How do you keep going even though you so badly wanna quit? How do you keep getting up when you fall?
The answer is simple. Because there’s no alternative.
Sometimes I wonder if the universe has a sense of humor because it sure feels like it. Every time I feel like I’m on top of life, something comes along to test that assumption. You were feeling all badass? Yeah. Let’s see how you handle this *insert all kinda crap*.
Obstacles. Obstacles. Obstacles.
People changing plans at the last minute. Kids getting sick. You have too much coffee in the afternoon so you can’t sleep, tossing and turning all night, meaning next day’s productivity is killed because you walk around like a freakin zombie (I love zombies but still…they are not productivity ninjas). Bills and more bills show up. More obstacles. And then the kids pass on the flu that evolves into a 16-day (and counting) melodrama. The To-Do list gets longer and longer so don’t get me started on that one. Oh, I almost forgot. Hormones. Yeah, those little suckers are in a league of their own. Taking the “obstacle” to the next level. Seriously universe? Was that really necessary?
Every time these obstacles arrive at my doorstep I face the same challenge. Do I get upset about it or do I take the high road? I’d say most of the time I get really angry, like latino-style angry. But then, when my suffering tags along as a sidekick to that anger, I wake up. I wake up because my suffering reminds me of what the wise Dr. Amy Johnson says, that “those feelings are kind reminders that your mind is busy. That’s all” Yes, that’s all. I know this. I honestly know this, but in the heat of the moment, I forget. Until I remember.
The thing is I’m human. That’s all. Having a human experience.
Dr. Amy Johnson talks about our human mind as a snowglobe that when it gets busy, the mind starts racing and the snowglobe gets shaken up and we can’t see clearly. My mind gets like that often, all shaken and cloudy and I can’t see. Then I remember that the only thing to do is nothing. There’s nothing I must do. No pressure to try to settle my mind. The mind clears up by itself, and the less we do, the less attention we give the swirling snow, the faster it’ll fall down, and the mind will be calm again. Ah! Peace. Life is good again.
This is the thing with obstacles.
They land in our lap and demand attention. Our job is to solve whatever needs to be addressed in a practical sense. Yeah, kids need nurturing. Yes, bills need my attention. Yes, mother, I promise I’ll call you back tomorrow and go through all the details for this years Christmas family dinner (what is it with mothers and having the need to know in advance the arrangements for every single upcoming event...even if it’s months away?). That’s about it. Our job is not to let it shake up our globe though. That’s all. And if it still does shake us up and the snow is swirling like crazy all around us, then our job is yet to do nothing.
Just let it settle by itself. It’s not our job to interfere with the mind. It’s not our job to clean up the mess. There’s nothing we have to do here but take a deep breath and rest in the comfort that the mind will clear all by itself.
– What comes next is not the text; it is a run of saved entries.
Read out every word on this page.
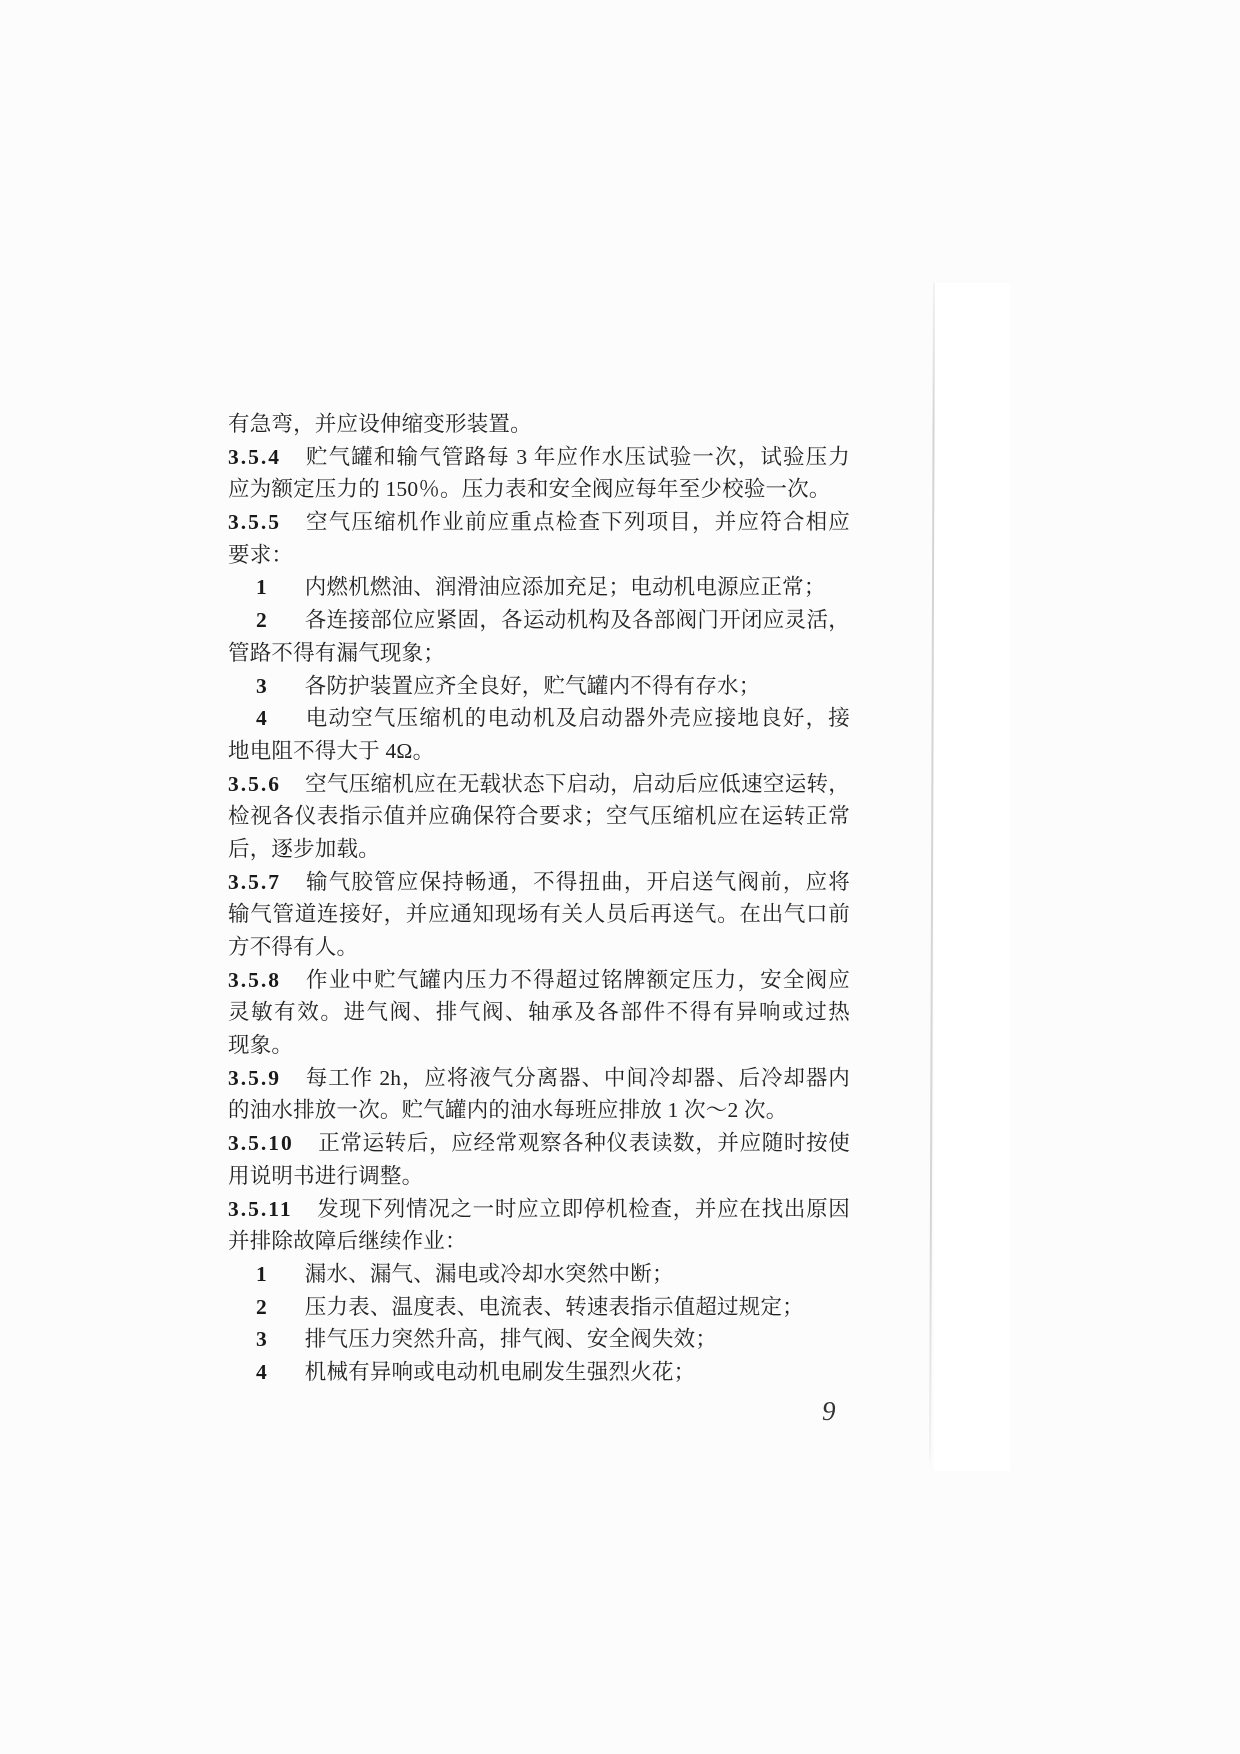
有急弯，并应设伸缩变形装置。
3.5.4 贮气罐和输气管路每 3 年应作水压试验一次，试验压力
应为额定压力的 150％。压力表和安全阀应每年至少校验一次。
3.5.5 空气压缩机作业前应重点检查下列项目，并应符合相应
要求：
1 内燃机燃油、润滑油应添加充足；电动机电源应正常；
2 各连接部位应紧固，各运动机构及各部阀门开闭应灵活，
管路不得有漏气现象；
3 各防护装置应齐全良好，贮气罐内不得有存水；
4 电动空气压缩机的电动机及启动器外壳应接地良好，接
地电阻不得大于 4Ω。
3.5.6 空气压缩机应在无载状态下启动，启动后应低速空运转，
检视各仪表指示值并应确保符合要求；空气压缩机应在运转正常
后，逐步加载。
3.5.7 输气胶管应保持畅通，不得扭曲，开启送气阀前，应将
输气管道连接好，并应通知现场有关人员后再送气。在出气口前
方不得有人。
3.5.8 作业中贮气罐内压力不得超过铭牌额定压力，安全阀应
灵敏有效。进气阀、排气阀、轴承及各部件不得有异响或过热
现象。
3.5.9 每工作 2h，应将液气分离器、中间冷却器、后冷却器内
的油水排放一次。贮气罐内的油水每班应排放 1 次～2 次。
3.5.10 正常运转后，应经常观察各种仪表读数，并应随时按使
用说明书进行调整。
3.5.11 发现下列情况之一时应立即停机检查，并应在找出原因
并排除故障后继续作业：
1 漏水、漏气、漏电或冷却水突然中断；
2 压力表、温度表、电流表、转速表指示值超过规定；
3 排气压力突然升高，排气阀、安全阀失效；
4 机械有异响或电动机电刷发生强烈火花；
9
The mind will settle down without us having to do anything.
Becoming unstoppable means that when we understand this, that the mind has a world of its own and can clear itself, then we can stop being preoccupied with whatever shook it up in the first place. We can keep doing what we are doing. We can keep moving towards where we wanna go. We can keep walking and not stop to try to fix whatever we perceive needs to be fixed because we know it’s self-regulating. The mind settles itself. Nothing is wrong. Nothing needs to be fixed.
Most of the obstacles we face are these kinda obstacles. Inner obstacles. And never the actual events. It’s us, getting in the way. It’s us trying to fix our minds. It’s like we’re standing in the middle of the snowglobe and we’re waving our arms frantically trying to get the snow to settle down. But we got it all wrong. If we would just leave it alone and calmly wait, it would settle pretty quickly.
If we would just not take it so seriously, it would settle pretty quickly.
If we would stop trying to figure out what “to do”, the snow would calmly fall to the ground, and we’d see clearly again. From a clear mind, we can see what needs to be done. We can see what direction to take. We can see that we’re ok. That we’re back feeling like ourselves again and that the snow was just a fleeting experience.
We can see that the obstacles were never actually there in the first place because from a peaceful mind we can see that we can figure it out. And when we see that we can figure something out then the problem doesn’t look like an obstacle any longer but merely an event. Another one of life’s events. We might find ourselves even enjoying these events in a way that we never thought was possible.
The alternative is not to get caught up in our snowglobe and fight with the imaginary snow storm happening inside our head.
The only sane alternative is to do nothing.
Let the snow settle and then keep focusing on the task at hand. With a clear mind you’ll know exactly what to do. You’ll see the next step. You’ll be unstoppable.
Unfuckwithable; (adj.) When you are truly at peace and in touch with yourself, and nothing anyone says or does bothers you, and no negativity or drama can touch you.